At this time parties were also misleadingly claiming that Georghadji had a list of names of deputies that had NPLs at the Bank of Cyprus with the intention of blackmailing them. It was a disgraceful claim, which supported the theory of a witch-hunt. The list had been prepared by the Bank of Cyprus and the governor requested a copy after she had read of its existence in a newspaper, but any talk of 'blackmail' was pure fantasy. Once the list had been leaked to the press the parties all united in calling for her resignation.
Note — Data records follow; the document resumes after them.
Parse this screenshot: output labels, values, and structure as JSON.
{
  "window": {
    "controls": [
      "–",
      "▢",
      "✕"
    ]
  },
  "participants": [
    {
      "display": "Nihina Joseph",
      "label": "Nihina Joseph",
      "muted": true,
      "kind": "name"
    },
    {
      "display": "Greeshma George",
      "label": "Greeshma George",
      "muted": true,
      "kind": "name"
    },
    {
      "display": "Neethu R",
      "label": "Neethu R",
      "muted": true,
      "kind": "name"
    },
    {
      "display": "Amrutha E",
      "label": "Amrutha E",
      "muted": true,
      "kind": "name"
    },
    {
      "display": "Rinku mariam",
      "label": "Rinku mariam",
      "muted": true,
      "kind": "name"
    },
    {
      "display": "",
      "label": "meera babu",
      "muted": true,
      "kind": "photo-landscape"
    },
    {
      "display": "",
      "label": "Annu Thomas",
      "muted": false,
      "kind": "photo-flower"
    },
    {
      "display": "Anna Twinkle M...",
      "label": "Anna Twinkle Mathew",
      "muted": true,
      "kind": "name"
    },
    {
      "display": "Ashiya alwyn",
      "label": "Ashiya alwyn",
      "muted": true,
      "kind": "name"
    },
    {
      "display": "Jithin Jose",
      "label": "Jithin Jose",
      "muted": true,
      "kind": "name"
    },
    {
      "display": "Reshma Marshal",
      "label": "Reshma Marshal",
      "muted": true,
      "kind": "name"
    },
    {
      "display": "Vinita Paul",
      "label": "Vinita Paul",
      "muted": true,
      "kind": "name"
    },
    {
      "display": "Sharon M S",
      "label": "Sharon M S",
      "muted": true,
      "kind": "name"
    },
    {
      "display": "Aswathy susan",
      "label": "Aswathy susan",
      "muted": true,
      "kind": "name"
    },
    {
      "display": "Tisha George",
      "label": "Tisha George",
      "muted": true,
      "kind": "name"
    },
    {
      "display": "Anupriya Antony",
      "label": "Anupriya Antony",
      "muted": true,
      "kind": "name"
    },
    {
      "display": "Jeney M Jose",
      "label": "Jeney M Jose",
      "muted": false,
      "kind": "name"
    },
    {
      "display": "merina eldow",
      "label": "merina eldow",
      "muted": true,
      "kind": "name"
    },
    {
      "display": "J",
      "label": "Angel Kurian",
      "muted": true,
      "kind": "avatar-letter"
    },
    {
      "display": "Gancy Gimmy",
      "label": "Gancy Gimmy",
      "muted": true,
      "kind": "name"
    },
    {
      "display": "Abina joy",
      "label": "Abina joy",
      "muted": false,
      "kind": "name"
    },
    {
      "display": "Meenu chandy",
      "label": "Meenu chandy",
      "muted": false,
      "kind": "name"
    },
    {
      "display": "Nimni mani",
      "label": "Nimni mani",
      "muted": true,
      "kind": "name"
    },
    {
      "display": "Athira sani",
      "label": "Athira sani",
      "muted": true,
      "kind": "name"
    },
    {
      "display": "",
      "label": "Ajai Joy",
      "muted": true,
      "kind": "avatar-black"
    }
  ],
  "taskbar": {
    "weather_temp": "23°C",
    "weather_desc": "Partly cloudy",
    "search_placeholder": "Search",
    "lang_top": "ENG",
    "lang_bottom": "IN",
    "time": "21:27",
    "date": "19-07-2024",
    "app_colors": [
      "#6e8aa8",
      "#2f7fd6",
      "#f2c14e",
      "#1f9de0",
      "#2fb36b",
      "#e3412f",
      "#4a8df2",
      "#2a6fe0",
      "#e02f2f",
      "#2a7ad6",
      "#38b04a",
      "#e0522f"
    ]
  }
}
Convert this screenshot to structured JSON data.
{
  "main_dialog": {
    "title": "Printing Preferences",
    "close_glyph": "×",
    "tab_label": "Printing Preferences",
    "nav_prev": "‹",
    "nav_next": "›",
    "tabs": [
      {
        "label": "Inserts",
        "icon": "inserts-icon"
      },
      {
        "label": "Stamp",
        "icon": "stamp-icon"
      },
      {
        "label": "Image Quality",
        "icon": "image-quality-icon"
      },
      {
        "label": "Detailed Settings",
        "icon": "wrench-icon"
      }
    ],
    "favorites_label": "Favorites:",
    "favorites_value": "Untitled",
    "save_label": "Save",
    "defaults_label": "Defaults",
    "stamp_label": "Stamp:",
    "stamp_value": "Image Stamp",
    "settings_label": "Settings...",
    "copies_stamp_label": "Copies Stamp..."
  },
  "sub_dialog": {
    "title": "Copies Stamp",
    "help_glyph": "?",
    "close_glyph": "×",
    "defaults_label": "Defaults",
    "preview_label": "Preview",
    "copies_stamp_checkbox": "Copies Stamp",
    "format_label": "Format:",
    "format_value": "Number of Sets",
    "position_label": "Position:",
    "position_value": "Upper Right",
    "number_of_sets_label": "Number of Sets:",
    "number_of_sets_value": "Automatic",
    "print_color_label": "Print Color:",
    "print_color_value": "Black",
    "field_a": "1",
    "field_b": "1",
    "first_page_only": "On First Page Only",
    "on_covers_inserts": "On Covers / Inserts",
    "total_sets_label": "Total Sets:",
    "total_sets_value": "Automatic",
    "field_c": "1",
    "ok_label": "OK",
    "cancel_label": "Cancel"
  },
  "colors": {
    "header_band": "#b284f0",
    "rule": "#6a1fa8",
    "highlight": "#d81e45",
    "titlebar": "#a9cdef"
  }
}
Last month, we had the absurd raid of the Central Bank offices by the police who confiscated the hard-drives of the computers of the governor and three of her associates. Court orders for the confiscation were secured by the police after a deputy, not renowned for his good sense, reported Georghadji to the police alleging she had leaked the list and thus violated the law on personal data. Attorney-general Costas Clerides gave the go-ahead for the confiscation of the hard-drives, because of the political witch-hunt that President Anastasiades was also participating in.
He had asked Georghadji to submit her resignation. This investigation has been frozen on orders of the AG after a letter, threatening legal action, was sent by the president of the European Central Bank, Mario Draghi, to Anastasiades.
On Tuesday the draft of the findings of the investigation undertaken by the House ethics committee was ready. There was unanimity among the parties about the conflict of interest -- the law office of her estranged husband was representing Andreas Vgenopoulos -- and they all agreed that she should not have accepted her appointment as governor because of this. On the same day it was confirmed that Anastasiades had written to the attorney-general asking him to file an application at the Supreme Court for the termination of Georghadji's services. This, despite the advice of Clerides, who felt no offence, justifying the termination of the governor's services, had been committed.
It is now up to the Supreme Court to rule on the matter, which could land Cyprus in trouble with the ECB and cause further embarrassment to the president, who had unwisely joined the parties' witch-hunt.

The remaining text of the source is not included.